Susan also purchases another doughnut, bringing her total from 20 to Her utility also increases, but her total number of doughnuts only increases by 5 percent. What we can take away from this example is that the greater quantity an individual has, the lower their marginal utility. So as Susan acquires more doughnuts, the utility she receives from each additional marginal doughnut falls. This will continue to fall until the satisfaction received is less than the value placed on that additional level of enjoyment.
If you open up a packet of biscuits, you may enjoy the first one. This is known as utility. However, the second, third, and fourth biscuit may provide a different level of enjoyment. Starting with the study of the sign, marginal utility is positive if the consumption of additional units of a good induces an increase in total consumer satisfaction. Skip to main content Skip to table of contents.
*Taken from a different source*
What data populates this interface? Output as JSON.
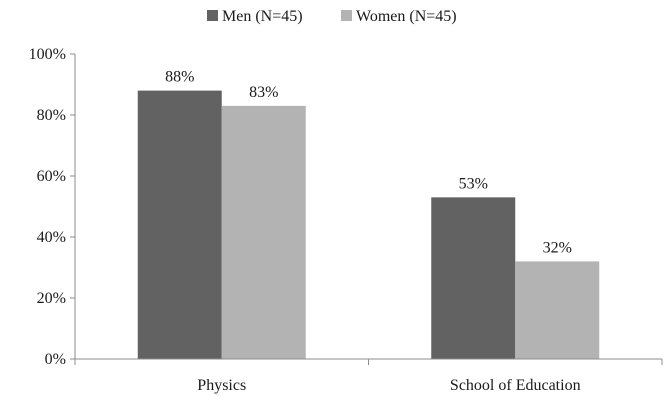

This service is more advanced with JavaScript available. Editors: Alex C. Contents Search. Marginal Utility. How to cite. Synonyms Additional benefit. For instance, the fourth slice of cake might even make you sick after eating three pieces of cake. The concept of marginal utility was developed by economists who were attempting to explain the economic reality of price, which they believed was driven by a product's utility. In the 18th century, economist Adam Smith discussed what is known as " the paradox of water and diamonds.
This disparity intrigued economists and philosophers around the world. In the s, three economists—William Stanley Jevons, Carl Menger, and Leon Walras —each independently came to the conclusion that marginal utility was the answer to the water and diamonds paradox. In his book, The Theory of Political Economy , Jevons explained that economic decisions are made based on "final" marginal utility rather than total utility.
David has four gallons of milk, then decides to purchase a fifth gallon. Meanwhile, Kevin has six gallons of milk and likewise chooses to buy an additional gallon. David benefits from not having to go to the store again for a few days, so his marginal utility is still positive.
On the other hand, Kevin may have purchased more milk than he can reasonably consume, meaning his marginal utility might be zero. The chief takeaway from this scenario is that the marginal utility of a buyer who acquires more and more of a product steadily declines. Eventually, there is no additional consumer need for the product in many cases. At that point, the marginal utility of the next unit equals zero and consumption ends.